PCR Propensa a Errores (Error-Prone PCR)
La PCR propensa a errores se ejecuta en condiciones de baja astringencia, generando variantes de productos de PCR. Se basa en los errores que introduce la Taq polimerasa. Naturalmente, la Taq polimerasa no posee actividad de corrección de lectura de tipo exonucleasa 3′-5′, lo que introduce mutaciones aleatorias. Para incrementar los errores de la Taq polimerasa, se puede aumentar la concentración de MgCl2 o incorporar iones manganeso. También se pueden utilizar concentraciones no equimolares de dNTPs, altas concentraciones de Taq polimerasa y tiempos de extensión elevados (72°C). Los productos de PCR mutados deben ser clonados, secuenciados y expresados para determinar su funcionalidad.
Mutagénesis Dirigida In Vivo
La mutagénesis dirigida in vivo se basa en cortes en locus específicos del ADN de doble hebra (ADNds). Se utilizan:
- Nucleasas de dedos de zinc personalizadas (ZFNs).
- Nucleasas efectoras tipo activador de la transcripción (TALENs).
FokI es una endonucleasa de restricción derivada de Flavobacterium okeanokoites que posee un dominio de unión a ADN en las regiones ZFN y TALEN. Realiza un corte en un sitio específico (DSB). La reparación puede ocurrir por:
A) Unión de extremos no homólogos (NHEJ).
B) Recombinación homóloga.
Esta reparación introduce mutaciones.
CRISPR/Cas9: Edición de Genomas
El complejo CRISPR-Cas de tipo II es un sistema de supervivencia bacteriana antiviral. El ADN guía (ADNg target) utiliza nucleasas guiadas por ARN a sitios específicos (RGNs). Estas RGNs son guiadas por un gRNA (ARN guía) homólogo al sitio específico donde ocurre el DSB (nucleasa Cas9).
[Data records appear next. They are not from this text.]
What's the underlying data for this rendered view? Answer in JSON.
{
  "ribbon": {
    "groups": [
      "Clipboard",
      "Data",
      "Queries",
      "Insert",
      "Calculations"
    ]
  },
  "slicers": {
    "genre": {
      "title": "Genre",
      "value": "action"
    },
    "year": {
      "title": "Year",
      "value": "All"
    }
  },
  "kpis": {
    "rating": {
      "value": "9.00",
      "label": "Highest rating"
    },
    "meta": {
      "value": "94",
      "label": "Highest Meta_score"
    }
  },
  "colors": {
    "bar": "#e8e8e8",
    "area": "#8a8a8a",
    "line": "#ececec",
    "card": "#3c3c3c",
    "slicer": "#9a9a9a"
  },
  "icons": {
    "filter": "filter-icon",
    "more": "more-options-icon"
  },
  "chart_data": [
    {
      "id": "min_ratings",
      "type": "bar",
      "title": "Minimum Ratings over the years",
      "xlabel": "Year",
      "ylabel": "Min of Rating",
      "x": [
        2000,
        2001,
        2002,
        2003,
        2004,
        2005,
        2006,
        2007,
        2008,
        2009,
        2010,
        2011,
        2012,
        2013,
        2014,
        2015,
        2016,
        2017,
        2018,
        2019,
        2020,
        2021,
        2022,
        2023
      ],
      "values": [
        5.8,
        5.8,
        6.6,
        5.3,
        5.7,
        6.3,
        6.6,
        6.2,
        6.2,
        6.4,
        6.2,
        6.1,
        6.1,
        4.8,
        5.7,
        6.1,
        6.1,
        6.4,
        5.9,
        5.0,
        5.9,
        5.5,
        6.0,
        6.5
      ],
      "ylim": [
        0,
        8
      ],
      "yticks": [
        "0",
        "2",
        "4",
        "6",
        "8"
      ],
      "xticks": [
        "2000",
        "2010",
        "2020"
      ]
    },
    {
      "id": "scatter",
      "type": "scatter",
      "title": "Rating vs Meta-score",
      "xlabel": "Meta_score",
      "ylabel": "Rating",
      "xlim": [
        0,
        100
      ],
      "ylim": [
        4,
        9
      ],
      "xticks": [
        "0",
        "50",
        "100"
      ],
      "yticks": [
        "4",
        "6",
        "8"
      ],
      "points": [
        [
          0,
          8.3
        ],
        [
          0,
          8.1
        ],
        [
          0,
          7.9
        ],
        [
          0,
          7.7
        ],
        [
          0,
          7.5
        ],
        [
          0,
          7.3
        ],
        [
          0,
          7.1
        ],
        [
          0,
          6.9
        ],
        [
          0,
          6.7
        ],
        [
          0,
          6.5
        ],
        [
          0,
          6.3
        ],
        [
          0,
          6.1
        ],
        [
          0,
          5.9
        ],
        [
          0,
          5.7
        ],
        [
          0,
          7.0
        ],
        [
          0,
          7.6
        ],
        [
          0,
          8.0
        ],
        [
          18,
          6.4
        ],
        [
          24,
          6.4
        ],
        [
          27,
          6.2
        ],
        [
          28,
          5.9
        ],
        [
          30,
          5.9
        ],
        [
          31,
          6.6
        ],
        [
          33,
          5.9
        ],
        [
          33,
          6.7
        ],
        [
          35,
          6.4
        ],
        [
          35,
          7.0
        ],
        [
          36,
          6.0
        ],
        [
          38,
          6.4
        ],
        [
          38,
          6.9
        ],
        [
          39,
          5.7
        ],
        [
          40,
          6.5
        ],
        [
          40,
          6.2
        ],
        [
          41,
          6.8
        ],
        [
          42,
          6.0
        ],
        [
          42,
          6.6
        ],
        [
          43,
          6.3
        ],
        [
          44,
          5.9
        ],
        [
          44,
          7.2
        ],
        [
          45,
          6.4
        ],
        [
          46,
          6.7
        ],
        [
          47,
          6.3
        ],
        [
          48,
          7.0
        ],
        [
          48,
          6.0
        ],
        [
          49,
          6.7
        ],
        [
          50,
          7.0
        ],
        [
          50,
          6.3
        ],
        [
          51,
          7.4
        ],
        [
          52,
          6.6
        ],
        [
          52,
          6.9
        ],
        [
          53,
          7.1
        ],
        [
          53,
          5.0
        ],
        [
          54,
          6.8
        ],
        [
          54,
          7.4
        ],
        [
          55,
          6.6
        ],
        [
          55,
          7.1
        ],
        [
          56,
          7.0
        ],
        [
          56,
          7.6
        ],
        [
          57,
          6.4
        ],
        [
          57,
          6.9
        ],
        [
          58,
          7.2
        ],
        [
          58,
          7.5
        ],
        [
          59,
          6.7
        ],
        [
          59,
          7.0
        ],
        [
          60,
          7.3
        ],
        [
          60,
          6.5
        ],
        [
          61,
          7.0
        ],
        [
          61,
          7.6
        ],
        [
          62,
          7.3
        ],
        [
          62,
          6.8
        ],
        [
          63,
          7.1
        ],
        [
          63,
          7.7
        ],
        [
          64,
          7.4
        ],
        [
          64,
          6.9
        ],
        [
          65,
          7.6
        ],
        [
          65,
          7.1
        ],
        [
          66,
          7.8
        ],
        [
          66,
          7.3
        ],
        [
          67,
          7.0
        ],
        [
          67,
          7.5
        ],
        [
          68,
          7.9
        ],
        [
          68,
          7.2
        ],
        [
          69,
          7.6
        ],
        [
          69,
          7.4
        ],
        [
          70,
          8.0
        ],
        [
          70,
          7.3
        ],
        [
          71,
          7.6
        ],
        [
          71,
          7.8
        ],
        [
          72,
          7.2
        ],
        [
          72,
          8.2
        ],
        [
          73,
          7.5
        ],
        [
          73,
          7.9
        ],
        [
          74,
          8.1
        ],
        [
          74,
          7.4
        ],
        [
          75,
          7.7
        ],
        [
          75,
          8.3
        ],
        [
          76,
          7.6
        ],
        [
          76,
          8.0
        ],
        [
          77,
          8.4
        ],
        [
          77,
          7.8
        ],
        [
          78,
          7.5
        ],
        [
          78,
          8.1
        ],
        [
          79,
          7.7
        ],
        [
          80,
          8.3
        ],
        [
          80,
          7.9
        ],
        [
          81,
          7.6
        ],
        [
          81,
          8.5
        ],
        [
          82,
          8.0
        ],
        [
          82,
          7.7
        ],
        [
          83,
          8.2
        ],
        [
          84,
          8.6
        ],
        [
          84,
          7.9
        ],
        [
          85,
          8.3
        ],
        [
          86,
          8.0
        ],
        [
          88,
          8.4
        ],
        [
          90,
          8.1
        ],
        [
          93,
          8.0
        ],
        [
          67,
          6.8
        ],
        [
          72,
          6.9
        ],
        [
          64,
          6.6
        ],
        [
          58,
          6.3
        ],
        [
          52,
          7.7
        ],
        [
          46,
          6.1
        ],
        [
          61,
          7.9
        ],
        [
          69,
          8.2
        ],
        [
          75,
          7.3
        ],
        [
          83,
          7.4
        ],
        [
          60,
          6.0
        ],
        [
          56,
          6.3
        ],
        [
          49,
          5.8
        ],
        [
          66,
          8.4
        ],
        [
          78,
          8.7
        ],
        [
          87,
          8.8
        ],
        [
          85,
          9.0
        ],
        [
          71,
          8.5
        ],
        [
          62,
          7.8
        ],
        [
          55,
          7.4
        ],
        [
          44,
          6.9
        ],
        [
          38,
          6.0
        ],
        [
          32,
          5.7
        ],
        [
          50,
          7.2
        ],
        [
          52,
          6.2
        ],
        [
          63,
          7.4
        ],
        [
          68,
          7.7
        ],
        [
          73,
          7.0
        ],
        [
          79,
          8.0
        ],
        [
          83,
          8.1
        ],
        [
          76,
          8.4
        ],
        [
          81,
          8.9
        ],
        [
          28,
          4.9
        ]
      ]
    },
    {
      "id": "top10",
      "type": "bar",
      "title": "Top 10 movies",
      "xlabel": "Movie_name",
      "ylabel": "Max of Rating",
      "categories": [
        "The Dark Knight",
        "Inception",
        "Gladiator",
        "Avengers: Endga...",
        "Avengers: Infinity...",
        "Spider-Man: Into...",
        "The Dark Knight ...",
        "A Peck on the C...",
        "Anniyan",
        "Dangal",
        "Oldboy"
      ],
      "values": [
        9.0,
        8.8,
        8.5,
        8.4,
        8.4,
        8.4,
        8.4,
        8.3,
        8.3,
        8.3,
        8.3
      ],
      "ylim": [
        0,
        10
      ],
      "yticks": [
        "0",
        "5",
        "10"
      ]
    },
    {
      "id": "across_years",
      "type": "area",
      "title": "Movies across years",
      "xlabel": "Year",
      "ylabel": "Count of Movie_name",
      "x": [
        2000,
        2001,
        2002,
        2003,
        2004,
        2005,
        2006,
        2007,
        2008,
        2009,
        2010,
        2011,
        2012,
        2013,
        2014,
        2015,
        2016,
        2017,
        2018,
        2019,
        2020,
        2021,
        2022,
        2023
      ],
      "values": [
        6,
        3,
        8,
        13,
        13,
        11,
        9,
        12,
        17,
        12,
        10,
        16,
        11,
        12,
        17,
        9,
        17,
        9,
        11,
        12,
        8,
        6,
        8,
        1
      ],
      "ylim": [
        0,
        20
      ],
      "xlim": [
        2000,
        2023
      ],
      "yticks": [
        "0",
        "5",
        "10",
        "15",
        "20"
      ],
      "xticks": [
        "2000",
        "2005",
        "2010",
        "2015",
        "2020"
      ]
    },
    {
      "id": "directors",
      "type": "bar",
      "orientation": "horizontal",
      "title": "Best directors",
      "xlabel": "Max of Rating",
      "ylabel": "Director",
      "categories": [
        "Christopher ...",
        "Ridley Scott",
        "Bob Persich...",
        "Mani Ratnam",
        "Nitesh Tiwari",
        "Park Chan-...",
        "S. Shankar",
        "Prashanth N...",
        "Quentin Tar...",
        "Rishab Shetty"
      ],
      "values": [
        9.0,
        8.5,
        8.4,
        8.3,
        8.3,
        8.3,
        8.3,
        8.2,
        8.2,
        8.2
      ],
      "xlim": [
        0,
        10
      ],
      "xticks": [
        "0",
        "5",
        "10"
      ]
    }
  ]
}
La nucleasa RGN está asociada a un sitio de repeticiones con información de sitio-dirección para la RGN: CRISPRs (clustered regularly interspaced short palindromic repeats). El sgRNA (single guide RNA) está conformado por el CRISPR RNA (crRNA) y el transactivating CRISPR RNA (tracrRNA). El sistema de reparación HDR (homology directed repair) participa en el proceso.
El motivo adyacente al protoespaciador (PAM), con la secuencia NGG, ubica el sitio de corte de la nucleasa. Herramientas bioinformáticas como CRISPRscan y CHOP-CHOP ayudan en el diseño de los experimentos.